気分が落ち込み、好きなことも面白いと感じられなくなる

うつ病になるとさまざまな症状が現れますが、「抑うつ気分」と「興味や楽しさの喪失」の2つが中心的な症状です(図1)。抑うつ気分は、気分が沈む、落ち込む、憂うつ、希望がない、とても悲しい、などといった気分です。
興味や楽しさの喪失は、これまで好きで熱心にやってきたことに関心をなくしたり、面白いと感じなくなることです。サッカーが大好きでテレビ中継を欠かさず見ていたのに急にやめてしまったり、いつも身だしなみを気にしていた人が服装など外見を気にしなくなったりします。
医師が患者さんをうつ病と診断するときには、これら2つの少なくともどちらかの症状が生じていることが基準になっています。

頭痛や胃腸症状、息苦しいなど身体症状が脈絡なく現れることも

また、よく見られる症状として食欲の減退、睡眠の乱れ、動きが遅くなる、疲れやすい、過度に自分を責める、集中力の低下などがあります。病状が重くなると、自分の死という考えが症状として出てくることもあります。
気持ちの面だけではなく、うつ病からさまざまな身体の不調が生じることもあります。よく見られる症状としては頭痛、肩こり、腰痛、下痢や便秘、汗をかく、だるい、息苦しいなどが挙げられます。「不定愁訴」と言いますが、そういったいろいろな種類の体調不良が、脈絡なくバラバラに現れることが少なくありません。

なかなか気づきにくい病気であることに注意が必要

うつ病は、本人にも周囲にも、なかなか気づきにくい病気です。
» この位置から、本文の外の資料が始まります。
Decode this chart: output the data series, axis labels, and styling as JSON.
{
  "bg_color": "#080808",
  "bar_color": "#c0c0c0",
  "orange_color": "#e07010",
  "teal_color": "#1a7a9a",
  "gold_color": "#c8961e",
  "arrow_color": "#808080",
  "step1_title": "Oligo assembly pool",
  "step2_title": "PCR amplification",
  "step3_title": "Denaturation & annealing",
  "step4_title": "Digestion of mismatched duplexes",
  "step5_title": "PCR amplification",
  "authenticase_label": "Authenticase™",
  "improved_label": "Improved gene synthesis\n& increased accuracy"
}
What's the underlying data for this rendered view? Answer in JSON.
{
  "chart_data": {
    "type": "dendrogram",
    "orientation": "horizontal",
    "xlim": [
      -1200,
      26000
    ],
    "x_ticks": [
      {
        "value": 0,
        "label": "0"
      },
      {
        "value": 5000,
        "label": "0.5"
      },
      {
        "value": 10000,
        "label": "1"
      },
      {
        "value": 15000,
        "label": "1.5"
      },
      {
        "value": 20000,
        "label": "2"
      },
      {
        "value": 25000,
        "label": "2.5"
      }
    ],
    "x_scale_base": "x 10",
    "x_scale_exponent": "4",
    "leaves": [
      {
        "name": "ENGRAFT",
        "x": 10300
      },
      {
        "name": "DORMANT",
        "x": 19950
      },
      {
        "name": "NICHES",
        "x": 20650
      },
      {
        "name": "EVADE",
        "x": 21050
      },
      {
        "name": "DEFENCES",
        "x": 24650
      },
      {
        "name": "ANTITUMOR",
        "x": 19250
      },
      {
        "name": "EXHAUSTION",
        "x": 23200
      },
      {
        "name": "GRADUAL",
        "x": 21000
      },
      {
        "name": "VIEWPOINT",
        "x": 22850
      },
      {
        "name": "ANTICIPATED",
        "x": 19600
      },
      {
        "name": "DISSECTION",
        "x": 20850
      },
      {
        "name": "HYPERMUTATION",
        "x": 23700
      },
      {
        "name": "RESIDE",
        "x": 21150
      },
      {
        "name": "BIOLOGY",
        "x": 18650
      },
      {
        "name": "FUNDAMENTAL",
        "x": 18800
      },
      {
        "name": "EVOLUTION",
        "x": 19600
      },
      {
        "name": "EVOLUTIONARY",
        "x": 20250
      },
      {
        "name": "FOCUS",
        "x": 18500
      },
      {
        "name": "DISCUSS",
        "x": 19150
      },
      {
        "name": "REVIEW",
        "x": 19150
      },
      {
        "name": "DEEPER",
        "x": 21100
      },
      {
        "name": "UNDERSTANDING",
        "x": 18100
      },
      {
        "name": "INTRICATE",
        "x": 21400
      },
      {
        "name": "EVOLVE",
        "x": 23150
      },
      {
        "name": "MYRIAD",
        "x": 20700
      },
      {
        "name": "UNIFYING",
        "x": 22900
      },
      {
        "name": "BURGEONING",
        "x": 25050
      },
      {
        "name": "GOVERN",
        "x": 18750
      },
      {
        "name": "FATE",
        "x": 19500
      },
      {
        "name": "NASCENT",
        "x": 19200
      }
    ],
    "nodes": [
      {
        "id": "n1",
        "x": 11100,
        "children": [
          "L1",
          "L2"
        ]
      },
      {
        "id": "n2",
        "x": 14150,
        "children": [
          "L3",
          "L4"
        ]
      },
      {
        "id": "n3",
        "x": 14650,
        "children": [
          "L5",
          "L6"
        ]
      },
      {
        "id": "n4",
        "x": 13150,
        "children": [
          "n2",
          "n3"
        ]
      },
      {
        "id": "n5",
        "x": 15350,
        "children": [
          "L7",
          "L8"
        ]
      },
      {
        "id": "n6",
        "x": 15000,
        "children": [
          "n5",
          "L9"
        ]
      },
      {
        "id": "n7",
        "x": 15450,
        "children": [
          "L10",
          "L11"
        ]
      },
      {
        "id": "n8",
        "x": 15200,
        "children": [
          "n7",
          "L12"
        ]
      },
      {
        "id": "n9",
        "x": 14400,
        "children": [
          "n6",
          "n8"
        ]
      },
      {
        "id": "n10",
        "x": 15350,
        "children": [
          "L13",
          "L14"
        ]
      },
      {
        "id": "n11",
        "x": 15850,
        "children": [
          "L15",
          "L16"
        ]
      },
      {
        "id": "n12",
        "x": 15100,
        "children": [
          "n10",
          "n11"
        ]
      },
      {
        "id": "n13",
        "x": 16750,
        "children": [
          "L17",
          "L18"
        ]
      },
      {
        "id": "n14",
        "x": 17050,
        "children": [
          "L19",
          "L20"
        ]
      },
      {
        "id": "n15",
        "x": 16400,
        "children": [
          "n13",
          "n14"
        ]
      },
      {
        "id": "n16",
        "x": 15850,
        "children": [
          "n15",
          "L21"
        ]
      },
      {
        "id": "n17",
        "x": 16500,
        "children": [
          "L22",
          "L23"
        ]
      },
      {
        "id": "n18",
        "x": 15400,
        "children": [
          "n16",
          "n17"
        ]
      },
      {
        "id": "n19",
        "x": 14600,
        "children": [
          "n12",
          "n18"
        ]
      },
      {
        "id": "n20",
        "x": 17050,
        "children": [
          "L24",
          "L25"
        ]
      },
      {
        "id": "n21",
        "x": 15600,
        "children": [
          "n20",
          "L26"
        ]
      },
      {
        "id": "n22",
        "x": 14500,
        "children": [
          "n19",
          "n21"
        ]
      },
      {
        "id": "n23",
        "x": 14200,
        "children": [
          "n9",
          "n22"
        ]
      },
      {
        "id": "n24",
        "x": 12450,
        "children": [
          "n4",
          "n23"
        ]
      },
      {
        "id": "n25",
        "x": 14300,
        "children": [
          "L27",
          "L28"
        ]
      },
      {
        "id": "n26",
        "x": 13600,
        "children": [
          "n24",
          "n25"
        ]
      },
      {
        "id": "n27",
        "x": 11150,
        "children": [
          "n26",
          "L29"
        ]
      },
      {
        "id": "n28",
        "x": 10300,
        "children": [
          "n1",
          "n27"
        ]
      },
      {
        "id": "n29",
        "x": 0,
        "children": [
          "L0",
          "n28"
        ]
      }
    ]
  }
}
まず、上で挙げたような身体症状が目立つと、それに目を奪われて、精神的な問題が見逃されてしまうことがあります。そうした状態を、うつ症状が身体症状という仮面に隠されているという意味で「仮面うつ病」と呼ぶことがあります。
また、気分が沈む、やる気が出ないなどといった精神面のことは、「気のせい」「そのうちよくなる」と思われてしまいがちで、なかなか健康上の問題という認識に至りません。
さらに、つらい気持ちからイライラがつのったり、怒りっぽくなったりして、周囲の人たちと摩擦やトラブルが起きてしまうこともあります。そういった行動面の問題が出てくると、「機嫌の悪い人」「イヤな性格」などと思われて、病気のことがその陰に隠れてしまいがちです。
原因不明の体調不良が重なる。意欲の低下や楽しくない気持ちが続く。周りの人たちとの行き違いが増えた。そうしたときに、ストレスがたまっていないか、何か気持ちの重荷になっていることはないかと、最近の自分を振り返ってみると、精神面の健康に役立つことがあります。